The created instance can then be used to start a flow:

# business logic produces labels
labels = {
"user_id": "some_user_id",
"user_tier": "gold",
"priority": "100",
}
flow_params = FlowParams(
check_timeout=timedelta(seconds=200),
explicit_labels=labels,
)
# start_flow performs a flowcontrol.v1.Check call to Aperture Agent.
# It returns a Flow or raises an error if any.
flow = await aperture_client.start_flow(
control_point="AwesomeFeature",
params=flow_params,
)

# Check if flow check was successful.
if not flow.success:
logger.info("Flow check failed - will fail-open")

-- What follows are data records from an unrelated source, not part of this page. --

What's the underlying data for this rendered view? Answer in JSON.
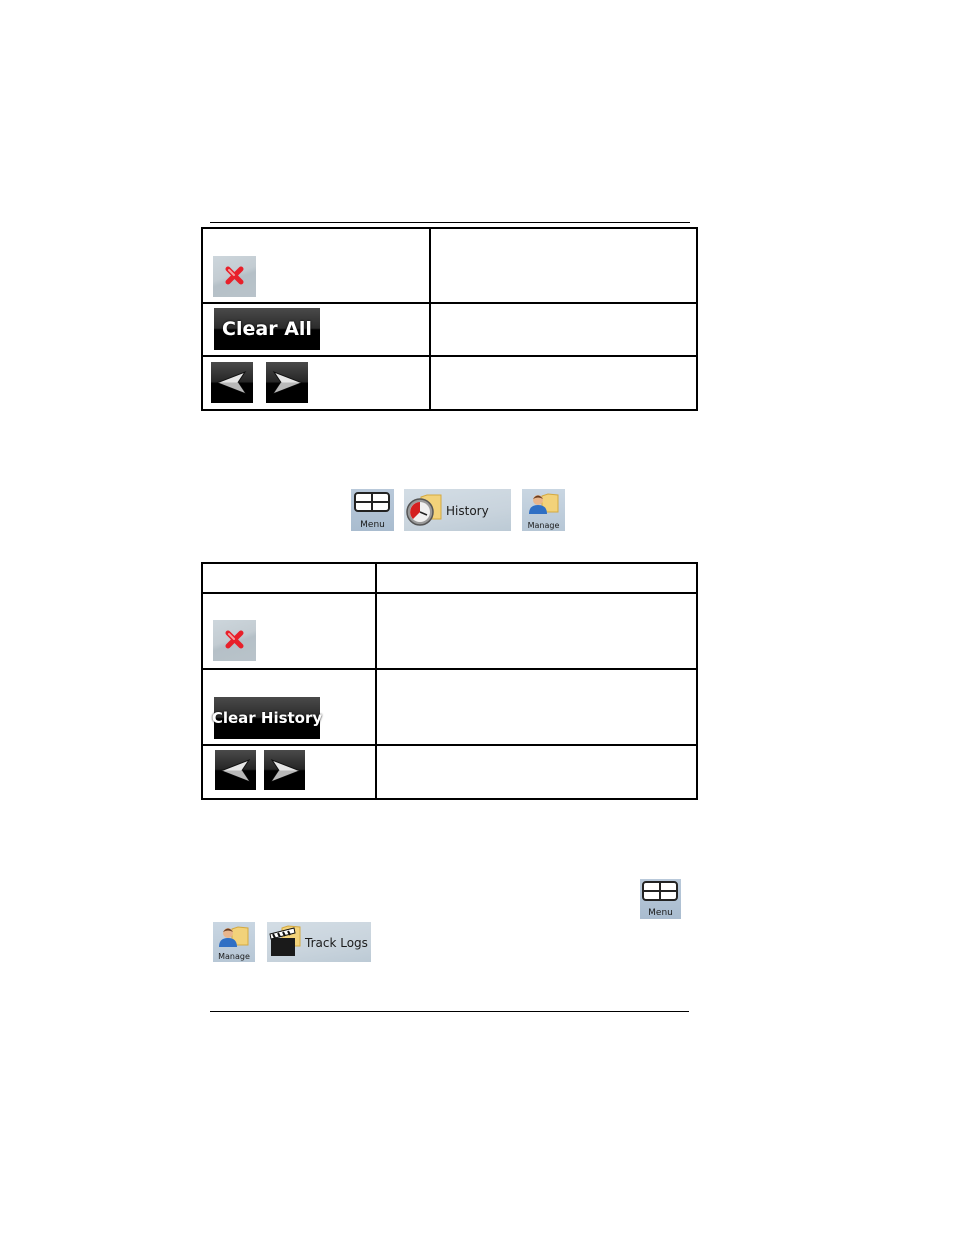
{
  "page": {
    "top_rule": true,
    "bottom_rule": true
  },
  "table1": {
    "rows": [
      {
        "control": "delete-icon-button",
        "description": ""
      },
      {
        "control": "clear-all-button",
        "label": "Clear All",
        "description": ""
      },
      {
        "control": "arrow-buttons",
        "description": ""
      }
    ]
  },
  "nav_path_history": {
    "buttons": [
      {
        "icon": "menu-grid-icon",
        "label": "Menu"
      },
      {
        "icon": "clock-folder-icon",
        "label": "History"
      },
      {
        "icon": "user-folder-icon",
        "label": "Manage"
      }
    ]
  },
  "table2": {
    "header": [
      "",
      ""
    ],
    "rows": [
      {
        "control": "delete-icon-button",
        "description": ""
      },
      {
        "control": "clear-history-button",
        "label": "Clear History",
        "description": ""
      },
      {
        "control": "arrow-buttons",
        "description": ""
      }
    ]
  },
  "nav_path_tracklogs": {
    "buttons": [
      {
        "icon": "menu-grid-icon",
        "label": "Menu"
      },
      {
        "icon": "user-folder-icon",
        "label": "Manage"
      },
      {
        "icon": "clapperboard-folder-icon",
        "label": "Track Logs"
      }
    ]
  },
  "colors": {
    "tile_blue": "#b0c2d4",
    "delete_red": "#e8202a",
    "button_black": "#000000"
  }
}
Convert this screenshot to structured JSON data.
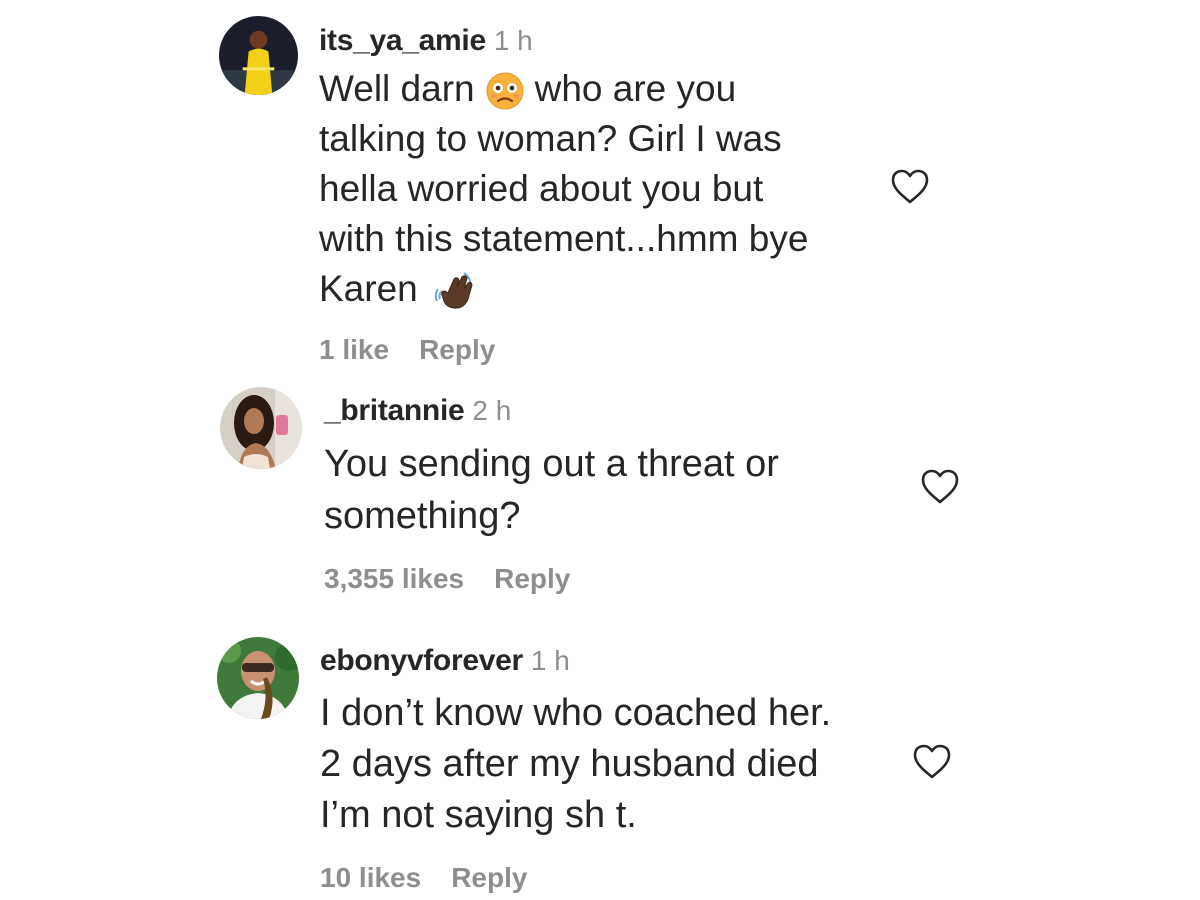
{
  "comments": [
    {
      "username": "its_ya_amie",
      "time": "1 h",
      "lines": [
        "Well darn",
        "who are you",
        "talking to woman? Girl I was",
        "hella worried about you but",
        "with this statement...hmm bye",
        "Karen"
      ],
      "emoji_1": "confused-face-emoji",
      "emoji_2": "waving-hand-emoji",
      "likes": "1 like",
      "reply": "Reply"
    },
    {
      "username": "_britannie",
      "time": "2 h",
      "lines": [
        "You sending out a threat or",
        "something?"
      ],
      "likes": "3,355 likes",
      "reply": "Reply"
    },
    {
      "username": "ebonyvforever",
      "time": "1 h",
      "lines": [
        "I don’t know who coached her.",
        "2 days after my husband died",
        "I’m not saying sh t."
      ],
      "likes": "10 likes",
      "reply": "Reply"
    }
  ],
  "icons": {
    "like": "heart-outline-icon"
  },
  "colors": {
    "text": "#262626",
    "muted": "#8e8e8e",
    "background": "#ffffff"
  }
}
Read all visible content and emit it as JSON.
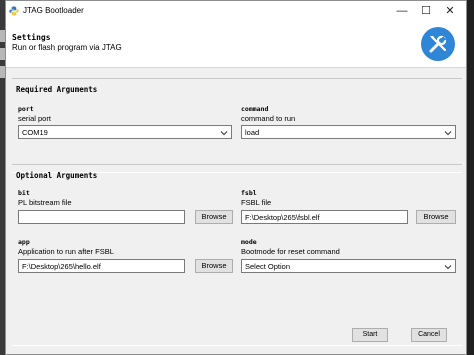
{
  "window": {
    "title": "JTAG Bootloader",
    "min_glyph": "—",
    "max_glyph": "☐",
    "close_glyph": "✕"
  },
  "header": {
    "title": "Settings",
    "subtitle": "Run or flash program via JTAG"
  },
  "required": {
    "title": "Required Arguments",
    "port": {
      "label": "port",
      "description": "serial port",
      "value": "COM19"
    },
    "command": {
      "label": "command",
      "description": "command to run",
      "value": "load"
    }
  },
  "optional": {
    "title": "Optional Arguments",
    "bit": {
      "label": "bit",
      "description": "PL bitstream file",
      "value": "",
      "button": "Browse"
    },
    "fsbl": {
      "label": "fsbl",
      "description": "FSBL file",
      "value": "F:\\Desktop\\265\\fsbl.elf",
      "button": "Browse"
    },
    "app": {
      "label": "app",
      "description": "Application to run after FSBL",
      "value": "F:\\Desktop\\265\\hello.elf",
      "button": "Browse"
    },
    "mode": {
      "label": "mode",
      "description": "Bootmode for reset command",
      "value": "Select Option"
    }
  },
  "footer": {
    "start_label": "Start",
    "cancel_label": "Cancel"
  },
  "colors": {
    "accent": "#2f86d7",
    "panel_bg": "#f0f0f0"
  },
  "icons": {
    "app": "python-icon",
    "header": "tools-icon"
  }
}
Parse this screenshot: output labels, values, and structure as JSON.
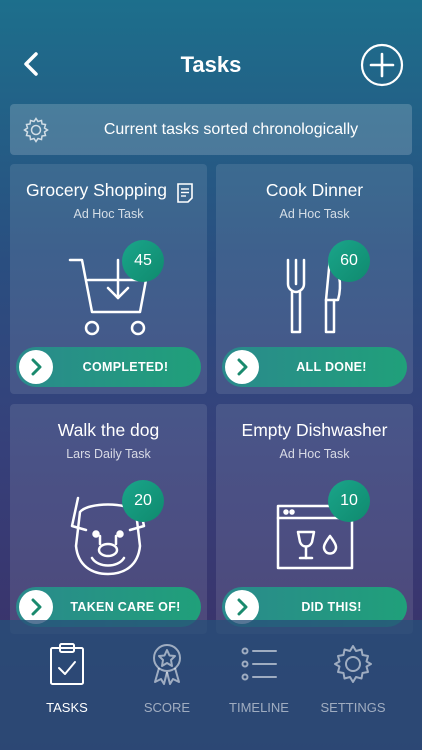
{
  "header": {
    "title": "Tasks",
    "back_icon": "chevron-left-icon",
    "add_icon": "plus-circle-icon"
  },
  "banner": {
    "icon": "gear-icon",
    "text": "Current tasks sorted chronologically"
  },
  "cards": [
    {
      "title": "Grocery Shopping",
      "subtitle": "Ad Hoc Task",
      "points": "45",
      "action": "COMPLETED!",
      "icon": "shopping-cart-icon",
      "has_note": true
    },
    {
      "title": "Cook Dinner",
      "subtitle": "Ad Hoc Task",
      "points": "60",
      "action": "ALL DONE!",
      "icon": "fork-knife-icon"
    },
    {
      "title": "Walk the dog",
      "subtitle": "Lars Daily Task",
      "points": "20",
      "action": "TAKEN CARE OF!",
      "icon": "dog-icon"
    },
    {
      "title": "Empty Dishwasher",
      "subtitle": "Ad Hoc Task",
      "points": "10",
      "action": "DID THIS!",
      "icon": "dishwasher-icon"
    }
  ],
  "tabs": [
    {
      "label": "TASKS",
      "icon": "clipboard-check-icon",
      "active": true
    },
    {
      "label": "SCORE",
      "icon": "award-icon"
    },
    {
      "label": "TIMELINE",
      "icon": "list-icon"
    },
    {
      "label": "SETTINGS",
      "icon": "gear-icon"
    }
  ],
  "colors": {
    "accent_green": "#1aa58a",
    "pill_start": "#2a8a8c",
    "pill_end": "#20a07a"
  }
}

# See whether flow was accepted by Aperture Agent.
if flow.should_run():
# do actual work
pass
else:
# handle flow rejection by Aperture Agent
flow.set_status(FlowStatus.Error)

res = await flow.end()
if res.get_error():
logger.error("Error: {}".format(res.get_error()))
elif res.get_flow_end_response():
logger.info("Flow End Response: {}".format(res.get_flow_end_response()))

# Simulate work being done
await asyncio.sleep(2)
return "", 202

The above code snippet is making start_flow calls to Aperture. For this call, it is important to specify the control point (AwesomeFeature in the example) and FlowParams that will be aligned with the policy created in Aperture Cloud. For request prioritization use cases, it's important to set a higher gRPC deadline. This parameter specifies the maximum duration a request can remain in the queue. For each flow that is started, a should_run decision is made, determining whether to allow the request into the system or to rate limit it. It is important to make the end call made after processing each request, to send telemetry data that would provide granular visibility for each flow.

You can also use the flow as a context manager:

flow_params = FlowParams(
explicit_labels=labels,
check_timeout=timedelta(seconds=200),
)

with await aperture_client.start_flow(
control_point="AwesomeFeature",
params=flow_params,
) as flow:
if flow.should_run():
# do actual work
# if you do not call flow.end() explicitly, it will be called automatically
# when the context manager exits - with the status of the flow
# depending on whether an error was raised or not
pass

Additionally, you can decorate any function with aperture client. This will skip running the function if the flow is rejected by Aperture Agent. This might be helpful to handle specific routes in your service.

flow_params = FlowParams(
check_timeout=timedelta(seconds=200),
)


@app.get("/super")
@aperture_client.decorate(
"awesomeFeature", params=flow_params, on_reject=lambda: ("Flow was rejected", 503)
)
async def super_handler():
# Simulate work being done
await asyncio.sleep(2)
return "", 202

For more context on using the Aperture Python SDK to set feature control points, refer to the example app available in the repository.